Figure 1. Batf Is Required for Chromatin Accessibility in CD4 + T Cells.

Figure 1.

(A) qRT-PCR analysis of Batf expression in naive WT CD4+CD62hi T cells activated for the indicated time points with anti-CD3 and anti-CD28 in the presence or absence of IL-6 or under Th17 culture conditions. Results are relative to naive cell expression (day 0).

(B) Naive WT CD4+CD44lowCD62Lhi T cells were activated with anti-CD3 and anti-CD28, with or without IL-6, for 24 h and 96 h. Cells were harvested and stained intracellularly for Batf.

(C and D) Differential genome-wide chromatin accessibility in WT versus Batf-deficient T cells. Nuclei isolated from naive, 24-h-activated CD4+ T cells ± IL-6, and 48-h Th17 cells from WT and Batf KO cells were subjected to ATAC-seq. Scatterplots of normalized tag density identify chromatin accessibility in WT compared with Batf KO cells (fold change > 2; false discovery rate [FDR] < 0.05) in naive, Th0, Th0+IL-6, and Th17 cells (C). Boxplots indicate normalized signal density ± 500 bp of peak centers (light orange), transcription start sites (TSSs; medium orange), and TSS of Batf target genes (dark orange) that compare WT and Batf KO cultured cells (D).

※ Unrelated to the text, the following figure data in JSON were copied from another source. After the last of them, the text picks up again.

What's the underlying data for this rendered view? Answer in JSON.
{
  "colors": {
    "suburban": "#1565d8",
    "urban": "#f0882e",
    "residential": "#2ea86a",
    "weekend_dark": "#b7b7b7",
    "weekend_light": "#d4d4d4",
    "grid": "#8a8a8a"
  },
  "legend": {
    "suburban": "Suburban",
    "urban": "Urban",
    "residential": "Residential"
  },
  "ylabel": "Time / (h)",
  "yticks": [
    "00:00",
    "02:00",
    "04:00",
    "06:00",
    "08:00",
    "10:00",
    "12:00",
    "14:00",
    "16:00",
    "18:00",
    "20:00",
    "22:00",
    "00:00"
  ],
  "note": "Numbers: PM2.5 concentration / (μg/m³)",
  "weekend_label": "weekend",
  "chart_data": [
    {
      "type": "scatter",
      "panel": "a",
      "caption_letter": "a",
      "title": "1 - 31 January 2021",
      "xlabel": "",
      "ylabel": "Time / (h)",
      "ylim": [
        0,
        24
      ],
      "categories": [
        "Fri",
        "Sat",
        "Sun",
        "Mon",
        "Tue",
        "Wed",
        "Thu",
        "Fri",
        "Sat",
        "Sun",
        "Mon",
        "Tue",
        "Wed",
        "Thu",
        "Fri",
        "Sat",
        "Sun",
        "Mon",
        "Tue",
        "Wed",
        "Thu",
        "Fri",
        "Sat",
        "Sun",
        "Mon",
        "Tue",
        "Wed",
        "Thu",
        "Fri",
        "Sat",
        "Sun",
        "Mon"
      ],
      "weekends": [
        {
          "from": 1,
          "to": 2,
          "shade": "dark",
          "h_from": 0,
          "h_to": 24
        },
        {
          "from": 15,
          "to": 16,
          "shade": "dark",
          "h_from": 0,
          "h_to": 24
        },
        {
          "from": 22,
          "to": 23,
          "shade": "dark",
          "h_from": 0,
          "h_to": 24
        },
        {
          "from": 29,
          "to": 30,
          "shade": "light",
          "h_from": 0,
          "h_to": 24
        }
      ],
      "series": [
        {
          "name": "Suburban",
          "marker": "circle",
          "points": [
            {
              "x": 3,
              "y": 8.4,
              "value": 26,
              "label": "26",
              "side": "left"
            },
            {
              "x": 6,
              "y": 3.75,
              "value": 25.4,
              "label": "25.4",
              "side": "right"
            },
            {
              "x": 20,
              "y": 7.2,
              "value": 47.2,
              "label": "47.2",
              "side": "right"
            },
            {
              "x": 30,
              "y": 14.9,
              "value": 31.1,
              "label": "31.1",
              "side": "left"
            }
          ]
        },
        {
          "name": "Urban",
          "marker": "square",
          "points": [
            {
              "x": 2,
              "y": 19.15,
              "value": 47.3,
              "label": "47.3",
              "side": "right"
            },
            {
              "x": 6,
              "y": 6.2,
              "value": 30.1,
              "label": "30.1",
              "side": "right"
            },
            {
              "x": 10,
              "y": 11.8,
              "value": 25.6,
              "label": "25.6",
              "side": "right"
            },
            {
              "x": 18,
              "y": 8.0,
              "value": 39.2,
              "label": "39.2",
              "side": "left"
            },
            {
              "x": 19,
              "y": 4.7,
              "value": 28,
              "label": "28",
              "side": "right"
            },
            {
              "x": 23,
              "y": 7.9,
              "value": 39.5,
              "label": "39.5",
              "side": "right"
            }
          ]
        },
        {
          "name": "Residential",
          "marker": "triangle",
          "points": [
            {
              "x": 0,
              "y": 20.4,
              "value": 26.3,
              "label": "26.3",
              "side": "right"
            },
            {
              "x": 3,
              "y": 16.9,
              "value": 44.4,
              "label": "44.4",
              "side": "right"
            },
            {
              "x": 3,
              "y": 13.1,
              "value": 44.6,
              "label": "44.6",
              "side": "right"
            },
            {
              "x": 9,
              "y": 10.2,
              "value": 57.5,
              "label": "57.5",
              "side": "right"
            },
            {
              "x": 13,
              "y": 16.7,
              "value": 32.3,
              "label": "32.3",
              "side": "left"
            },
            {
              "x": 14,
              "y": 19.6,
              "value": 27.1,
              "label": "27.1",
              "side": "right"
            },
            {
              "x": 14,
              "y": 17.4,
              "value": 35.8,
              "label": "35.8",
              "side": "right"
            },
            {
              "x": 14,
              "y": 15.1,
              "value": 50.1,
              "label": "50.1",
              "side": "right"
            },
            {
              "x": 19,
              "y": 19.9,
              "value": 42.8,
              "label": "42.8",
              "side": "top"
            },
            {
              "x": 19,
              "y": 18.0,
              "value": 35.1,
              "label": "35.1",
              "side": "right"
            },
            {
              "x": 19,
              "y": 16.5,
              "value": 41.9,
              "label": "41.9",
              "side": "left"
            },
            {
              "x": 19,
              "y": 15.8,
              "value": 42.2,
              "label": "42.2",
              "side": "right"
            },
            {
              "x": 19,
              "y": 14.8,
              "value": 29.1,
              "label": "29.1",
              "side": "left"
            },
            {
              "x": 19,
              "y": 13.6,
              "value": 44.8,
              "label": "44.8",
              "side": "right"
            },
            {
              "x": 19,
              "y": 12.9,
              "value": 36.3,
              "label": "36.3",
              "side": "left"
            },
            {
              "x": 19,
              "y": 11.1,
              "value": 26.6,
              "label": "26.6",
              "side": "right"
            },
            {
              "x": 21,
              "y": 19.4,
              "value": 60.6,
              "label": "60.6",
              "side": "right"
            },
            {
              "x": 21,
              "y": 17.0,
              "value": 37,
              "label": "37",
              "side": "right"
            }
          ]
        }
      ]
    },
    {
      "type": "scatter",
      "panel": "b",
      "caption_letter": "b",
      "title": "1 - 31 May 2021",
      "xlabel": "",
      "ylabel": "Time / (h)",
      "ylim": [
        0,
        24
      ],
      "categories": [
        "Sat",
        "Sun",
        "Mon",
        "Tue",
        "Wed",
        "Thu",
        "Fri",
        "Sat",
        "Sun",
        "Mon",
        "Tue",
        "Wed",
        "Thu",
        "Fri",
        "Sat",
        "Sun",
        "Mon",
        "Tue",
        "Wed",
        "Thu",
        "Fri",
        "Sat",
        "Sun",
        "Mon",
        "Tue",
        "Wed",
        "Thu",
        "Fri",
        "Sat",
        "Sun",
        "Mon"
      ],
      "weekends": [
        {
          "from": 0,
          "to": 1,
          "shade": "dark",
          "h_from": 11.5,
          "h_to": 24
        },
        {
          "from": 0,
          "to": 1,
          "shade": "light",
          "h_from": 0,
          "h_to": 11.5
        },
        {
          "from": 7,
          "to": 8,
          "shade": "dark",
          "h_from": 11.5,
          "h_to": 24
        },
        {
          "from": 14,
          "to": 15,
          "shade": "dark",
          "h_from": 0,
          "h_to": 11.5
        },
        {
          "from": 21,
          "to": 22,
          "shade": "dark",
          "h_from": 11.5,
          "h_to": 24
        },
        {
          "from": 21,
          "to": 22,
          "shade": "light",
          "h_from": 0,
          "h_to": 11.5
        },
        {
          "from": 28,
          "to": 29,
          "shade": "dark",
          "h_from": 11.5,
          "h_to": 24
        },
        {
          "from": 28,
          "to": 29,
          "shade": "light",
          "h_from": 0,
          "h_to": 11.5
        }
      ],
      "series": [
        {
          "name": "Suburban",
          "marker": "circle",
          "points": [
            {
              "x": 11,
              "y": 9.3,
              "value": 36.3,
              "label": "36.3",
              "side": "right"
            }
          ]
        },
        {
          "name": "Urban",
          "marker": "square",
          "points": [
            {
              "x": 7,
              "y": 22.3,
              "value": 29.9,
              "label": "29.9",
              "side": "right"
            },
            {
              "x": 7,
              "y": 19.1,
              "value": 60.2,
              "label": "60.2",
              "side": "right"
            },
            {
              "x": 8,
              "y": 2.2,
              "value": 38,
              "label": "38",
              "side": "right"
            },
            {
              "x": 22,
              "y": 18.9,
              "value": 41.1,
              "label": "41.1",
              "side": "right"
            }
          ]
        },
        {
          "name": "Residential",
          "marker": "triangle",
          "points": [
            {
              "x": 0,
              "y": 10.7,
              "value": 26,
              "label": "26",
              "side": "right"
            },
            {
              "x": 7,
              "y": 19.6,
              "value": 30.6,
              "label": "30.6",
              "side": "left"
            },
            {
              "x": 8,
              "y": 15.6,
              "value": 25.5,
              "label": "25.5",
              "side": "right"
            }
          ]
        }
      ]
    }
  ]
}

(E) Factors with pioneering characteristics are enriched in Th0+IL-6 cells. ATAC-seq data from 24-h IL-6-stimulated CD4+ T cells interrogated with the Protein Interaction Quantitation algorithm (PIQ) identified enriched motifs. Greater pioneer index scores correlate with greater chromatin opening.

(F–H) Venn diagram displaying overlapping regions of Batf ChIP-seq and ATAC-seq peaks (left). Violin plots show normalized tag density of Batf binding in naive, Th0 (24 h), Th0+IL-6 (24 h), and Th17 (48 h) cells centered ± 500 bp of unique and overlapping sites between Batf-occupied sites and accessible regions (F). ATAC-seq and Batf ChIP-seq tracks visualized with the Integrated Genome Browser (IGB) identify open chromatin (red) and Batf binding (black) in the Itga3 and Serpine1 genomic regions. Blue highlights indicate Batf binding in closed chromatin regions (G). Batf and meAP-1 motif-enrichment analysis of pooled Batf-bound closed chromatin from naive, 24-h activated CD4+ T cells ± IL-6 and 48-h Th17 cells (equivalent to cluster II in Figure 1F) (H).

Data are means ± SEM of three to five independent experiments with one mouse per experiment (A and B), or representative of two independent experiments with similar results (C–H). RQ, relative quantification; N.S., not significant. **p < 0.001 (Mann-Whitney test).